The following glue functions are provided:
* `vmap( fun [, idx1 [, idx2]] ) ==> f`
Returns a glue function that applies the function `fun` to each
argument (between indices `idx1` and `idx2`, inclusively) and
returns the results (the arguments outside of the specified range
are passed unmodified). `fun`'s results are always adjusted to one
return value for each call. `vmap` accepts short lambdas.
* `vtransform( f1 [, f2 [, ..., fn]] ) ==> f`
Returns a glue function that applies `f1` to `select( 1, ... )`
to create the first return value, `f2` to `select( 2, ... )` to
create the second return value, and so on. The last `fn` may
return multiple values as usual. `vtransform` accepts short
lambdas.
* `vinsert( idx, v, ... ) ==> f`
Returns a glue function that inserts all values `v, ...` before
index `idx`. Using `nil` as `idx` will append to the vararg list.

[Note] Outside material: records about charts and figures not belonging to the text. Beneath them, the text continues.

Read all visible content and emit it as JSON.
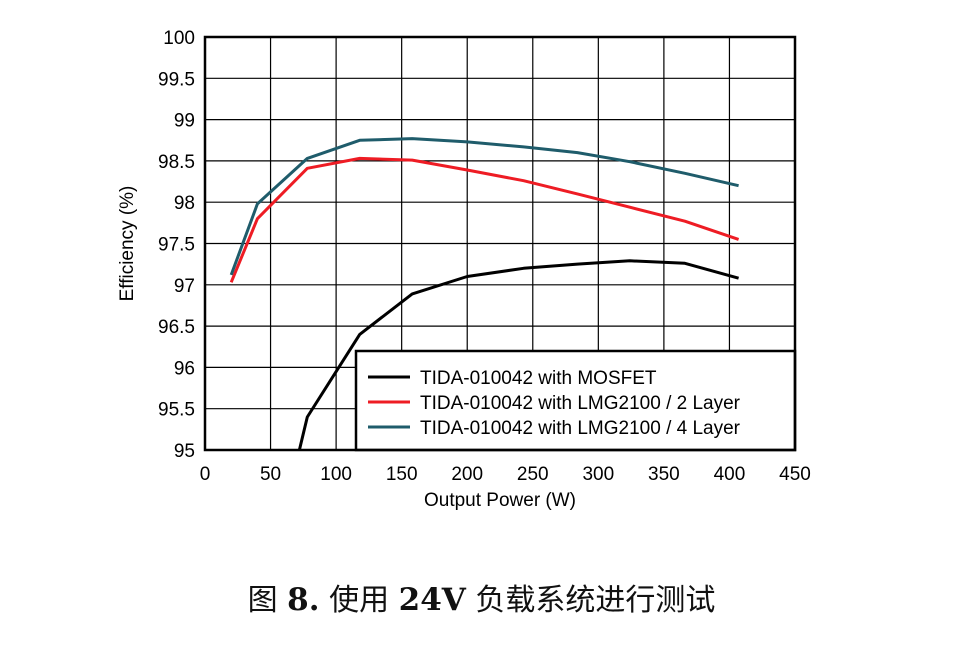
{
  "chart_data": {
    "type": "line",
    "xlabel": "Output Power (W)",
    "ylabel": "Efficiency (%)",
    "xlim": [
      0,
      450
    ],
    "ylim": [
      95,
      100
    ],
    "xticks": [
      "0",
      "50",
      "100",
      "150",
      "200",
      "250",
      "300",
      "350",
      "400",
      "450"
    ],
    "yticks": [
      "95",
      "95.5",
      "96",
      "96.5",
      "97",
      "97.5",
      "98",
      "98.5",
      "99",
      "99.5",
      "100"
    ],
    "grid": true,
    "legend_position": "bottom-right",
    "series": [
      {
        "name": "TIDA-010042 with MOSFET",
        "color": "#000000",
        "points": [
          [
            72,
            95.0
          ],
          [
            78,
            95.4
          ],
          [
            118,
            96.4
          ],
          [
            158,
            96.89
          ],
          [
            200,
            97.1
          ],
          [
            243,
            97.2
          ],
          [
            284,
            97.25
          ],
          [
            324,
            97.29
          ],
          [
            366,
            97.26
          ],
          [
            407,
            97.08
          ]
        ]
      },
      {
        "name": "TIDA-010042 with LMG2100 / 2 Layer",
        "color": "#ee1c24",
        "points": [
          [
            20,
            97.03
          ],
          [
            40,
            97.8
          ],
          [
            78,
            98.41
          ],
          [
            118,
            98.53
          ],
          [
            158,
            98.51
          ],
          [
            200,
            98.39
          ],
          [
            243,
            98.26
          ],
          [
            284,
            98.1
          ],
          [
            324,
            97.94
          ],
          [
            366,
            97.77
          ],
          [
            407,
            97.55
          ]
        ]
      },
      {
        "name": "TIDA-010042 with LMG2100 / 4 Layer",
        "color": "#1f5c6b",
        "points": [
          [
            20,
            97.12
          ],
          [
            40,
            97.98
          ],
          [
            78,
            98.53
          ],
          [
            118,
            98.75
          ],
          [
            158,
            98.77
          ],
          [
            200,
            98.73
          ],
          [
            243,
            98.67
          ],
          [
            284,
            98.6
          ],
          [
            324,
            98.49
          ],
          [
            366,
            98.35
          ],
          [
            407,
            98.2
          ]
        ]
      }
    ]
  },
  "caption": {
    "prefix": "图",
    "figure_number": "8.",
    "text_before": "使用",
    "voltage": "24V",
    "text_after": "负载系统进行测试"
  }
}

* `vreplace( idx, v, ... ) ==> f`
Returns a glue function that replaces the arguments starting at
index `idx` with the values `v, ...`.
* `vreverse( [idx1 [, idx2]] ) ==> f`
Returns a glue function that reverses all arguments between the
indices `idx1` and `idx2` (inclusively). `idx1` defaults to `1`,
and `idx2` defaults to `-1` (the last argument).
* `vrotate( [idx [, n]] ) ==> f`
Returns a glue function that right shifts all arguments starting
at index `idx1` by `n` positions, reinserting the values that fall
off at index `idx1`. `n` may be negative (to do a left shift) and
defaults to `1`. `idx` defaults to `1` as well. (This is basically
an interface to the `lua_rotate()` API function.)
[4]: https://github.com/moteus/lua-vararg
## Installation ##
Compile the C source file `fx.c` into a shared library (`fx.so`, or
`fx.dll` on Windows) as usual for your platform and put it somewhere
into your Lua `package.cpath`. Copy `fx.lua` somewhere into your Lua
`package.path`.
You can also use LuaRocks.
## Contact ##
Philipp Janda, siffiejoe(a)gmx.net
Comments and feedback are always welcome.
## License ##
**FX** is *copyrighted free software* distributed under the MIT
license (the same license as Lua 5.1). The full license text follows:
FX (c) 2013-2020 Philipp Janda
Permission is hereby granted, free of charge, to any person obtaining
a copy of this software and associated documentation files (the
"Software"), to deal in the Software without restriction, including
without limitation the rights to use, copy, modify, merge, publish,
distribute, sublicense, and/or sell copies of the Software, and to
permit persons to whom the Software is furnished to do so, subject to
the following conditions:
The above copyright notice and this permission notice shall be
included in all copies or substantial portions of the Software.
THE SOFTWARE IS PROVIDED "AS IS", WITHOUT WARRANTY OF ANY KIND,
EXPRESS OR IMPLIED, INCLUDING BUT NOT LIMITED TO THE WARRANTIES OF
MERCHANTABILITY, FITNESS FOR A PARTICULAR PURPOSE AND NONINFRINGEMENT.
IN NO EVENT SHALL THE AUTHOR OR COPYRIGHT HOLDER BE LIABLE FOR ANY
CLAIM, DAMAGES OR OTHER LIABILITY, WHETHER IN AN ACTION OF CONTRACT,
TORT OR OTHERWISE, ARISING FROM, OUT OF OR IN CONNECTION WITH THE
SOFTWARE OR THE USE OR OTHER DEALINGS IN THE SOFTWARE.